I would like to add some more information:
There are two (well, 3) main types of recommender systems:
- Content based
- Collaborative based
- Hybrid (combination of the above)
Content based:
This one uses the features of the items (movies, products, songs, etc) and creates profiles with each one. These profiles are vectorized. Once vectorized, we create a matrix that crosses every item with every other item and calculates the similarities. This is done using mostly cosine similarity.
Content based systems are a great solution for the cold-start problem. When you don’t have any information about your users, then you start with a content based recommender system.
For a content-based recommender system I highly recommend a “sentence transformer”. In some cases TFIDF is very good as well. Other content-based implementation is Count Vectorizer. You can also build a Deep Neural Network.
Collaborative based:
In this type of recommender system, we now have some or a lot of knowledge about the users. Many collaborative recommender systems know, for instance, the history of each user’s selections or preferences: previous movies and its ratings, previous purchases and their frequencies (and may be their ratings), etc. In more sophisticated cases, in top of having the users histories, we also have information about the users themselves like location, gender, age, and many other features.

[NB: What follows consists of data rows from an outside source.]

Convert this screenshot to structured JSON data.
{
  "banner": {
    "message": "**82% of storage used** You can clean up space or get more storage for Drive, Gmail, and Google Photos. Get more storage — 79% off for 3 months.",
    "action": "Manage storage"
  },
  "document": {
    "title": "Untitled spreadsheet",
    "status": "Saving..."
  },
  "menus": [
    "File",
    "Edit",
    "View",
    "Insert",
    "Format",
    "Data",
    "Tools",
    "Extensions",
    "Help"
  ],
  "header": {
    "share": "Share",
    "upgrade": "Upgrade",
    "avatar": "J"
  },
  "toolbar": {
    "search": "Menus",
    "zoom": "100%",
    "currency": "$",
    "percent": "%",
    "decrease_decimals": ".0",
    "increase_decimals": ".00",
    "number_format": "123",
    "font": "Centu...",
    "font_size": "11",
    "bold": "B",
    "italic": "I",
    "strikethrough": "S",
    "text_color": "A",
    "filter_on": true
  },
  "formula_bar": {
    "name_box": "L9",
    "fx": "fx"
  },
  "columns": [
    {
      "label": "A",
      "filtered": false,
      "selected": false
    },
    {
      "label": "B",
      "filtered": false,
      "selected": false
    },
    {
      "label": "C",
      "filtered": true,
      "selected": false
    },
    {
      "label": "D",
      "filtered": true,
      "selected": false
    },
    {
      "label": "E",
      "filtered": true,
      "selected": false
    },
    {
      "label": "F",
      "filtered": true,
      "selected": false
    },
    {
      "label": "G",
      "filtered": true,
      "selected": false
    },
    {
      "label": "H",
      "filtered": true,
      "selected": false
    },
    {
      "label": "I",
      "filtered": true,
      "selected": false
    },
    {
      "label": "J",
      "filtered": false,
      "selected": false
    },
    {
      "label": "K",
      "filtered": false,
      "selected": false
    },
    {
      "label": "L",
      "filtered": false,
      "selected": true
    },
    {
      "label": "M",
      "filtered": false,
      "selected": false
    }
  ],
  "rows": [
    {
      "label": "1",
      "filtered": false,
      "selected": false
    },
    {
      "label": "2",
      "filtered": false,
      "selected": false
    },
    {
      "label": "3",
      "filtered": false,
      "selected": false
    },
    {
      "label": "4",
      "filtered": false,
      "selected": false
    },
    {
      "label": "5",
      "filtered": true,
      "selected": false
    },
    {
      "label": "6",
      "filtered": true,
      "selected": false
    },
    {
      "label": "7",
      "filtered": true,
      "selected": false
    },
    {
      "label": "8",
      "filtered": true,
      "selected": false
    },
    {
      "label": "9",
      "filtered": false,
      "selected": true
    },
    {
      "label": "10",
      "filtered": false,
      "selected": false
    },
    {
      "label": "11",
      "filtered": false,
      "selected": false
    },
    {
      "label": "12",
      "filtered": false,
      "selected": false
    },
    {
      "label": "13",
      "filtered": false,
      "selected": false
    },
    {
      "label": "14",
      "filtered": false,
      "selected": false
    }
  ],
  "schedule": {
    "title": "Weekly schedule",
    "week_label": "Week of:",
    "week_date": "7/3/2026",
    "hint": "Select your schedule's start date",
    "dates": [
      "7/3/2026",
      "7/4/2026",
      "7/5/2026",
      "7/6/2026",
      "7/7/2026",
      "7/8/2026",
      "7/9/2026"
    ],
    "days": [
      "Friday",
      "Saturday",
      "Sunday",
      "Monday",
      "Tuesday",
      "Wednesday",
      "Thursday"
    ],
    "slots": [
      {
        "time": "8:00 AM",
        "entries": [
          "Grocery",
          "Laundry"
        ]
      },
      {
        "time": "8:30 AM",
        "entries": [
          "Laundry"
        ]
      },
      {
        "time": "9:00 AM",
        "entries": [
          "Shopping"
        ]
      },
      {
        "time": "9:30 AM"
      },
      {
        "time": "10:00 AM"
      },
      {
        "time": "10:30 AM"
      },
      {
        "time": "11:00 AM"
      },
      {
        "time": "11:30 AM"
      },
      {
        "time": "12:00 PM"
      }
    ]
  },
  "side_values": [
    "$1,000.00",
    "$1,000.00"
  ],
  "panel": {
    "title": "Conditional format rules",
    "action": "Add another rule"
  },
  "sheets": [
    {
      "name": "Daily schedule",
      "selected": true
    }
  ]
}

We now have a wealth of information about users and here we proceed roughly in the same way we did before: we create profiles and then we create a similarities matrix.
The one method I’ve used for the collaborative-based of system is SLIM, which proved very good. Other methods include KNN baseline item-to-item, Co-Clustering, and of course you can always build a DNN.
Hybrid models:
These are basically a combination of the two above. I have not built one yet so I cannot share much on it.